The SUNY preliminary proposal for Confucius Teachings Charter School, was put together by Dr. Lotus King Weiss, formerly Tongwen Wang, a practitioner of the Falun Dafa meditation practice — formerly Falun Gong — who founded the Whole Elephant Institute which seeks to bolster Chinese culture and community.

“It is for all people,” Weiss said about the proposed schools before she backed out of Chinatown. “The study of psychology and life sciences now say that through reincarnation, through inheritance, the Chinese culture belongs to all people…. It is why everyone loves Chinese arts and Chinese food.”

The application was reduced to a single elementary school in Flushing.

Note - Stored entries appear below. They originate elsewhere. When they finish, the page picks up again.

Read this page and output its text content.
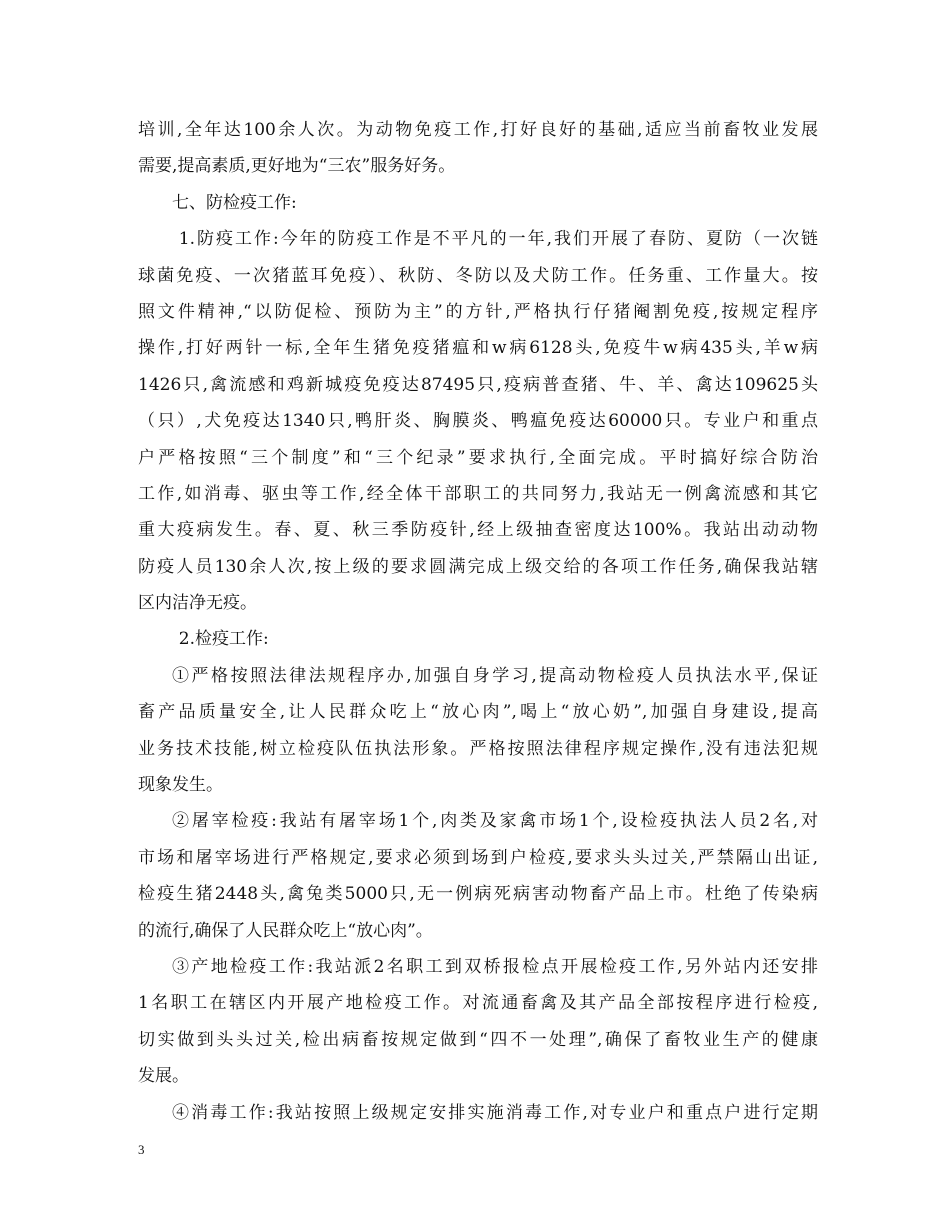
培训,全年达100余人次。为动物免疫工作,打好良好的基础,适应当前畜牧业发展
需要,提高素质,更好地为“三农”服务好务。
七、防检疫工作:
1.防疫工作:今年的防疫工作是不平凡的一年,我们开展了春防、夏防（一次链
球菌免疫、一次猪蓝耳免疫）、秋防、冬防以及犬防工作。任务重、工作量大。按
照文件精神,“以防促检、预防为主”的方针,严格执行仔猪阉割免疫,按规定程序
操作,打好两针一标,全年生猪免疫猪瘟和w病6128头,免疫牛w病435头,羊w病
1426只,禽流感和鸡新城疫免疫达87495只,疫病普查猪、牛、羊、禽达109625头
（只）,犬免疫达1340只,鸭肝炎、胸膜炎、鸭瘟免疫达60000只。专业户和重点
户严格按照“三个制度”和“三个纪录”要求执行,全面完成。平时搞好综合防治
工作,如消毒、驱虫等工作,经全体干部职工的共同努力,我站无一例禽流感和其它
重大疫病发生。春、夏、秋三季防疫针,经上级抽查密度达100%。我站出动动物
防疫人员130余人次,按上级的要求圆满完成上级交给的各项工作任务,确保我站辖
区内洁净无疫。
2.检疫工作:
①严格按照法律法规程序办,加强自身学习,提高动物检疫人员执法水平,保证
畜产品质量安全,让人民群众吃上“放心肉”,喝上“放心奶”,加强自身建设,提高
业务技术技能,树立检疫队伍执法形象。严格按照法律程序规定操作,没有违法犯规
现象发生。
②屠宰检疫:我站有屠宰场1个,肉类及家禽市场1个,设检疫执法人员2名,对
市场和屠宰场进行严格规定,要求必须到场到户检疫,要求头头过关,严禁隔山出证,
检疫生猪2448头,禽兔类5000只,无一例病死病害动物畜产品上市。杜绝了传染病
的流行,确保了人民群众吃上“放心肉”。
③产地检疫工作:我站派2名职工到双桥报检点开展检疫工作,另外站内还安排
1名职工在辖区内开展产地检疫工作。对流通畜禽及其产品全部按程序进行检疫,
切实做到头头过关,检出病畜按规定做到“四不一处理”,确保了畜牧业生产的健康
发展。
④消毒工作:我站按照上级规定安排实施消毒工作,对专业户和重点户进行定期
3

A previous charter school proposal by Weiss was blocked by the state Education Department last year due to an “incomplete application.” This proposal may bear the same fate. The letter of intent had two co-sponsors for community outreach who responded via telephone that they had no idea that they were listed. One of them said he was Weiss’s ex-husband and had not spoken to her for two years.

Holy Landing Gear
A piece of landing gear, apparently from one of the planes that crashed into the Twin Towers on Sept. 11, was found in an alley a few blocks from the World Trade Center near the so-called “Ground Zero Mosque,” which of course is not at “ground zero” (a term we dislike as much as some of our neighbors), nor is it the first mosque near the W.T.C. But we’ll stop digressing.

The hunk of metal was found by two surveyors on April 24, who spotted it amid debris in a narrow space between the Park51 mosque and community center and 50 Murray St., police confirmed. The surveyors were taking measurements for Sharif El-Gamal, the president of Soho Properties.

According to a Daily News interview with one of the surveyors, Frank VanBrunt, they continued to take measurements and then alerted the N.Y.P.D.

Boeing later confirmed that the part did once belong to a Boeing 767 aircraft.

Officials expect to be able to move the landing gear from the site as soon as the surrounding debris has been sifted through, a process that began April 30.

Bergtraum Downsizing
Changes are coming to Murry Bergtraum High School, and not just a shiny new logo and website as part of their “rebranding” process.

At a little noticed hearing (save for Gotham Schools) in the school’s auditorium in March, a Department of Education proposal was presented to open a new high school in the 411 Pearl St. location.

While Bergtraum will not close, as many other large high schools have during Mayor Bloomberg’s education reform, the struggling school will undergo “enrollment reduction”.

The new school would open in September 2013 with a ninth grade of 105-115 students only, but could expand to 460 students over three years. Murry Bergtraum would be gradually downsized at the same time by 400-500 students.

The new school will work with the National Parks Service to train students in carpentry, masonry, landscaping and restoration.